Chapter Nine
Denis and Marie did not look at each other. They averted their gaze into the trees, the stars, their hands.
Blankets around their shoulders.
For the first time since Denis was wounded, they felt again a bond between them. But it was unclear what it represented, and they both had cautious and sensitive characters.
So instead, they talked about The Mole. They were young, so they tried to sound like professionals. They uttered the words ‘trauma’, ‘psychotic’, ‘maybe epileptic in nature, but not the Grand Mal version’, and ‘catatonia’. They mentioned Freud and Charcot; they talked about the very diverse symptoms of ‘hysterical neurasthenia’.
“Organic lesions in the brain, perhaps?” Marie suggested.
It wasn’t the first time that Denis was surprised by her knowledge of new currents in psychiatry. He had mentioned that before. She had answered that, as the daughter of a rich wine merchant, she had had all the time to buy books and read whatever interested her, while her older brother had been raised to take over the family business.
“Just before I had to interrupt my studies, one of our professors told us that they were experimenting with hypnosis for cases of psychoneurosis,” Denis said. “But, ironically enough, the influence of German psychiatry was so overwhelming that we were more obsessed with the nosology of psychic diseases – we developed a classification but fundamentally didn’t learn much about treatment.” He realized that he sounded pompous. Too late. The veiled subtext was undisguised: When the war broke out, I was in the last months before my final exams in psychiatry, and you’re just a nurse.
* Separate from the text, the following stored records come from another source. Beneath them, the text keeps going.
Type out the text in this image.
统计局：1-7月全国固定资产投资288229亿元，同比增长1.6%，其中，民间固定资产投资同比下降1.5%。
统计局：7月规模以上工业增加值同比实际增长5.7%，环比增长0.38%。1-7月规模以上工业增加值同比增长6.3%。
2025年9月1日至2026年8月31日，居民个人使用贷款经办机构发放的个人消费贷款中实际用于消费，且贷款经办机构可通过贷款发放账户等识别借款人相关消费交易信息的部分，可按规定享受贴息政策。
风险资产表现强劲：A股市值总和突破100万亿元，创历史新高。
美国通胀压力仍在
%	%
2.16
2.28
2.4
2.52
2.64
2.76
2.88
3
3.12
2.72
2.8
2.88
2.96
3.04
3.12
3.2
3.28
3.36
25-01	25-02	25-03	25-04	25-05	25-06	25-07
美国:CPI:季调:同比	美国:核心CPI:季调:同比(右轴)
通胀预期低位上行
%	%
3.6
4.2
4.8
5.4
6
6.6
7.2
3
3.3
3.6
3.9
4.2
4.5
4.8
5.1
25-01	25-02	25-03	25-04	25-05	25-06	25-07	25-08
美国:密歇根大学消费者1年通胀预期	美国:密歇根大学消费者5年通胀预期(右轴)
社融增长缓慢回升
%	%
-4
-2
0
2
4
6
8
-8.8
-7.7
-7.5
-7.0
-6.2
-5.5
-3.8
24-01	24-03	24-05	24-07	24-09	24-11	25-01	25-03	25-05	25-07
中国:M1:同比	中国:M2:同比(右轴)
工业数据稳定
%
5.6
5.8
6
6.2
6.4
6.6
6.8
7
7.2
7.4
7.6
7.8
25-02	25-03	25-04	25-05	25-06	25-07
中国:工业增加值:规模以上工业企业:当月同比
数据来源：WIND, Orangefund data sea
“Isn’t it the case that the nature of the delusion must be analysed before a treatment can be suggested?” she said. She had understood his unspoken message: I’m wounded and my ego hurts, give me the chance to distinguish myself.
He didn’t answer. They were silent for a while.
“I’m under the impression he’s doing some self-analysis,” Denis said. ”He’s writing in the grey notebook I gave him.”
“Writing?”
“He insisted that his story must be told. He mentioned it in a peculiar way – it has to be chronicled. I reckon he’ll write some far-fetched fantasy. That he’s in fact a king whose birthright has been stolen. Or a magician who’ll stop the war if he finds his magic wand.”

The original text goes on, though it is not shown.